Hinsichtlich der Klagebegehren gegen die Äußerungen „der Orthopädie- und Traumaabteilung in der Klinik * gehen die Pfleger aus“ und/oder „die Versorgung auf der Orthopädie- und Traumastation in der Klinik * hänge am seidenen Faden, weil es kaum noch Pfleger gibt“ war in dritter Instanz nur mehr der konkrete Bedeutungsgehalt der Artikel fraglich sowie, ob diese Aussagen wahr sind.
Die Ermittlung des Bedeutungsinhalts einer Äußerung ist eine Rechtsfrage, die vom Einzelfall abhängt. Maßgeblich ist der Gesamtzusammenhang und das Verständnis des durchschnittlichen Lesers. Die Beurteilung muss am Grundrecht der Meinungsfreiheit gemessen werden. Eine Äußerung ist unwahr, wenn ihr sachlicher Kern nicht mit der Wirklichkeit zum Zeitpunkt der Äußerung übereinstimmt.
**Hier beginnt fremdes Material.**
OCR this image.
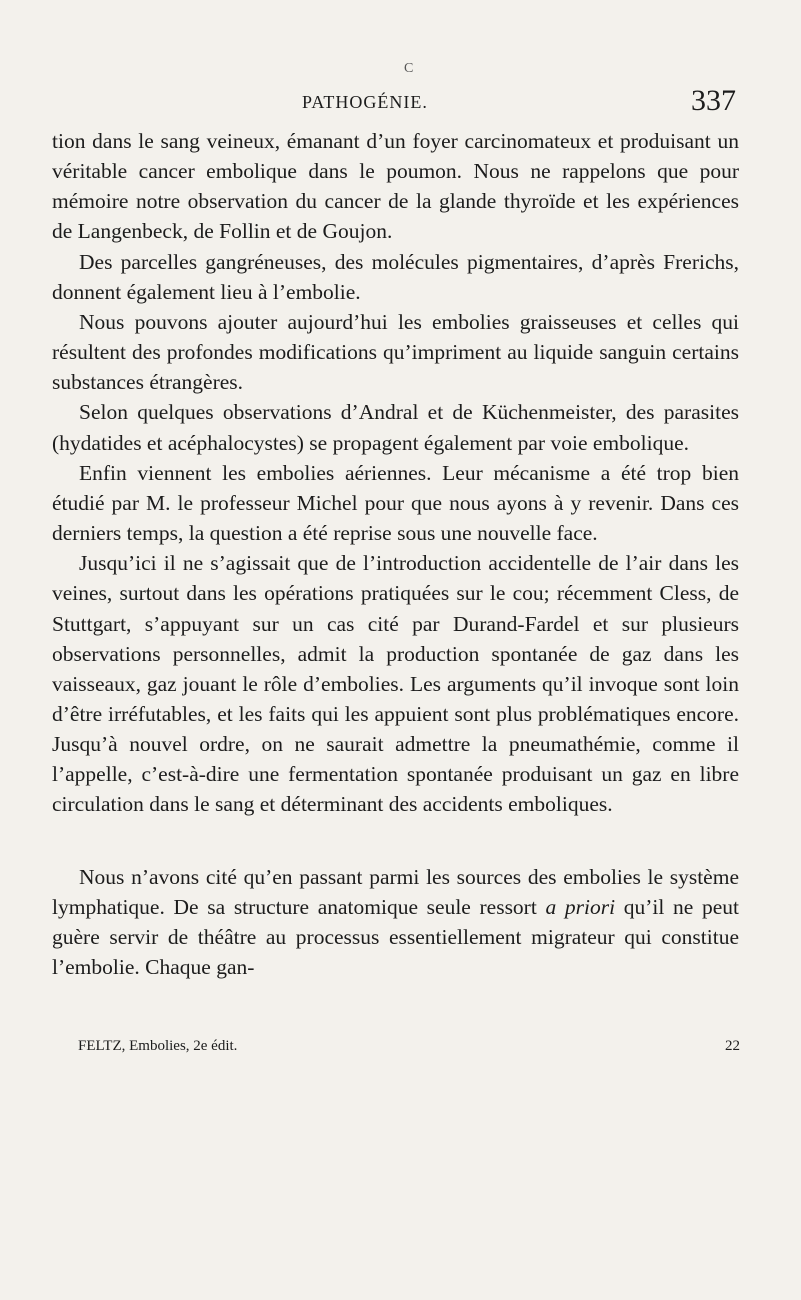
C
PATHOGÉNIE.	337

tion dans le sang veineux, émanant d’un foyer carcinomateux et produisant un véritable cancer embolique dans le poumon. Nous ne rappelons que pour mémoire notre observation du cancer de la glande thyroïde et les expériences de Langenbeck, de Follin et de Goujon.

Des parcelles gangréneuses, des molécules pigmentaires, d’après Frerichs, donnent également lieu à l’embolie.

Nous pouvons ajouter aujourd’hui les embolies graisseuses et celles qui résultent des profondes modifications qu’impriment au liquide sanguin certains substances étrangères.

Selon quelques observations d’Andral et de Küchenmeister, des parasites (hydatides et acéphalocystes) se propagent également par voie embolique.

Enfin viennent les embolies aériennes. Leur mécanisme a été trop bien étudié par M. le professeur Michel pour que nous ayons à y revenir. Dans ces derniers temps, la question a été reprise sous une nouvelle face.

Jusqu’ici il ne s’agissait que de l’introduction accidentelle de l’air dans les veines, surtout dans les opérations pratiquées sur le cou; récemment Cless, de Stuttgart, s’appuyant sur un cas cité par Durand-Fardel et sur plusieurs observations personnelles, admit la production spontanée de gaz dans les vaisseaux, gaz jouant le rôle d’embolies. Les arguments qu’il invoque sont loin d’être irréfutables, et les faits qui les appuient sont plus problématiques encore. Jusqu’à nouvel ordre, on ne saurait admettre la pneumathémie, comme il l’appelle, c’est-à-dire une fermentation spontanée produisant un gaz en libre circulation dans le sang et déterminant des accidents emboliques.

Nous n’avons cité qu’en passant parmi les sources des embolies le système lymphatique. De sa structure anatomique seule ressort a priori qu’il ne peut guère servir de théâtre au processus essentiellement migrateur qui constitue l’embolie. Chaque gan-

FELTZ, Embolies, 2e édit.	22
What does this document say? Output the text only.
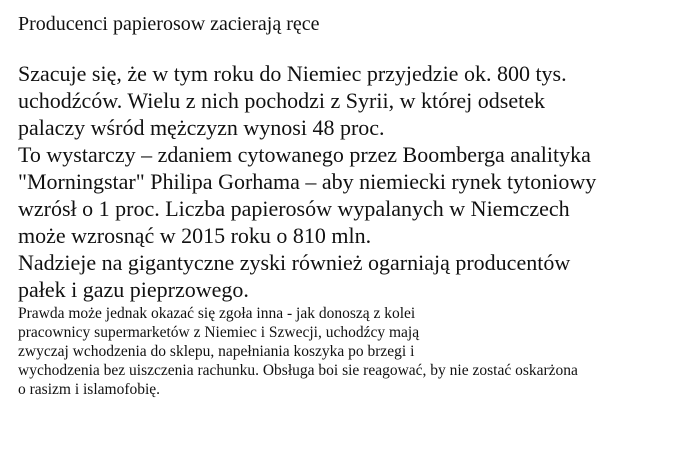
Producenci papierosow zacierają ręce
Szacuje się, że w tym roku do Niemiec przyjedzie ok. 800 tys.
uchodźców. Wielu z nich pochodzi z Syrii, w której odsetek
palaczy wśród mężczyzn wynosi 48 proc.
To wystarczy – zdaniem cytowanego przez Boomberga analityka
"Morningstar" Philipa Gorhama – aby niemiecki rynek tytoniowy
wzrósł o 1 proc. Liczba papierosów wypalanych w Niemczech
może wzrosnąć w 2015 roku o 810 mln.
Nadzieje na gigantyczne zyski również ogarniają producentów
pałek i gazu pieprzowego.
Prawda może jednak okazać się zgoła inna - jak donoszą z kolei
pracownicy supermarketów z Niemiec i Szwecji, uchodźcy mają
zwyczaj wchodzenia do sklepu, napełniania koszyka po brzegi i
wychodzenia bez uiszczenia rachunku. Obsługa boi sie reagować, by nie zostać oskarżona
o rasizm i islamofobię.
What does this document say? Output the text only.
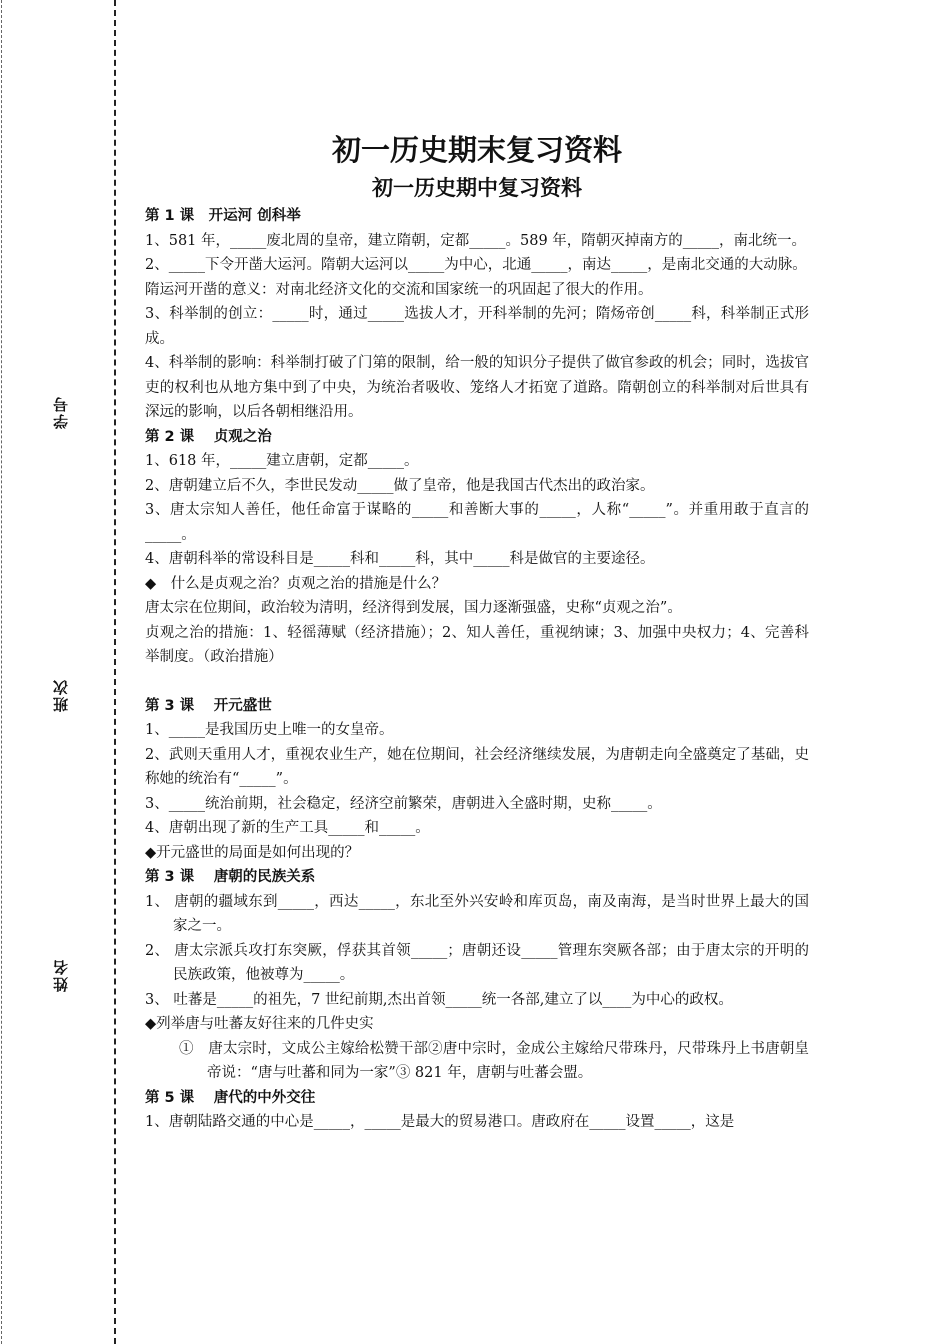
学号
班次
姓名
初一历史期末复习资料
初一历史期中复习资料
第 1 课　开运河 创科举
1、581 年，_____废北周的皇帝，建立隋朝，定都_____。589 年，隋朝灭掉南方的_____，南北统一。
2、_____下令开凿大运河。隋朝大运河以_____为中心，北通_____，南达_____，是南北交通的大动脉。
隋运河开凿的意义：对南北经济文化的交流和国家统一的巩固起了很大的作用。
3、科举制的创立：_____时，通过_____选拔人才，开科举制的先河；隋炀帝创_____科，科举制正式形成。
4、科举制的影响：科举制打破了门第的限制，给一般的知识分子提供了做官参政的机会；同时，选拔官吏的权利也从地方集中到了中央，为统治者吸收、笼络人才拓宽了道路。隋朝创立的科举制对后世具有深远的影响，以后各朝相继沿用。
第 2 课　 贞观之治
1、618 年，_____建立唐朝，定都_____。
2、唐朝建立后不久，李世民发动_____做了皇帝，他是我国古代杰出的政治家。
3、唐太宗知人善任，他任命富于谋略的_____和善断大事的_____，人称“_____”。并重用敢于直言的_____。
4、唐朝科举的常设科目是_____科和_____科，其中_____科是做官的主要途径。
◆　什么是贞观之治？贞观之治的措施是什么？
唐太宗在位期间，政治较为清明，经济得到发展，国力逐渐强盛，史称“贞观之治”。
贞观之治的措施：1、轻徭薄赋（经济措施）；2、知人善任，重视纳谏；3、加强中央权力；4、完善科举制度。（政治措施）
第 3 课　 开元盛世
1、_____是我国历史上唯一的女皇帝。
2、武则天重用人才，重视农业生产，她在位期间，社会经济继续发展，为唐朝走向全盛奠定了基础，史称她的统治有“_____”。
3、_____统治前期，社会稳定，经济空前繁荣，唐朝进入全盛时期，史称_____。
4、唐朝出现了新的生产工具_____和_____。
◆开元盛世的局面是如何出现的？
第 3 课　 唐朝的民族关系
1、 唐朝的疆域东到_____，西达_____，东北至外兴安岭和库页岛，南及南海，是当时世界上最大的国家之一。
2、 唐太宗派兵攻打东突厥，俘获其首领_____；唐朝还设_____管理东突厥各部；由于唐太宗的开明的民族政策，他被尊为_____。
3、 吐蕃是_____的祖先，7 世纪前期,杰出首领_____统一各部,建立了以____为中心的政权。
◆列举唐与吐蕃友好往来的几件史实
①　唐太宗时，文成公主嫁给松赞干部②唐中宗时，金成公主嫁给尺带珠丹，尺带珠丹上书唐朝皇帝说：“唐与吐蕃和同为一家”③ 821 年，唐朝与吐蕃会盟。
第 5 课　 唐代的中外交往
1、唐朝陆路交通的中心是_____，_____是最大的贸易港口。唐政府在_____设置_____，这是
Der OGH bestätigte die Entscheidung der Vorinstanzen und argumentierte, dass die Artikel nicht so verstanden werden müssen, dass ein unaufhaltsamer Abwärtstrend vorliege oder ein totaler Zusammenbruch unmittelbar drohe. Der Wahrheitsbeweis für die inkriminierten Äußerungen wurde erbracht, weil grundsätzlich zu wenige Pflegekräfte vorhanden waren, mehrere Versetzungsgesuche vorlagen, die Reduktion der Bettenzahl den Personalmangel bestätigt und die Gefährdung der Pflegesituation insgesamt nachgewiesen wurde. Der spätere gute Personalstand im Januar 2024 war irrelevant, da nur die Situation zum Zeitpunkt der Berichterstattung (September 2023) zu beurteilen war.
Hinsichtlich der Klagebegehren, wonach der aus dem Bett gestürzte Patient 20-60 Minuten auf dem Boden gelegen sei bzw niemand wisse, wie lange er dort gelegen sei, bestätigte der OGH die Abweisung der Unterlassungsbegehren aus folgenden Gründen:
Der Wahrheitsbeweis wurde erbracht, denn es wurde bescheinigt, dass tatsächlich ein Patient aus dem Bett fiel und womöglich von 5:15 bis 6:02 Uhr am Boden lag. Die Aussage „Für eine Stunde oder 20 Minuten? Niemand weiß das so genau“ ist vom bescheinigten Sachverhalt gedeckt, da die genaue Liegezeit nicht aufgeklärt werden konnte. Eine „Stunde“ ist nicht als exakt 60 Minuten zu verstehen, sondern als „längere Zeit“, sodass mit 47 Minuten der Wahrheitsbeweis im Kern erbracht wurde.
Die Artikel enthielten auch keine konkreten Vorwürfe: Es wurde von der Beklagten kein Organisationsverschulden der Klägerin bei diesem Dienst behauptet. Die Bezeichnung „stark unterbesetzt“ ist als zulässige Wertung zu verstehen. Die Kausalverknüpfung („weil die Nachtschicht stark unterbesetzt war“) ist als wertender Schluss vertretbar.
Auch der Umstand, dass das veröffentlichte „Beweisfoto“ nicht von diesem Vorfall stammen konnte, war nicht ausschlaggebend, da dieses Foto doch zumindest inhaltlich den Vorfall wiedergab.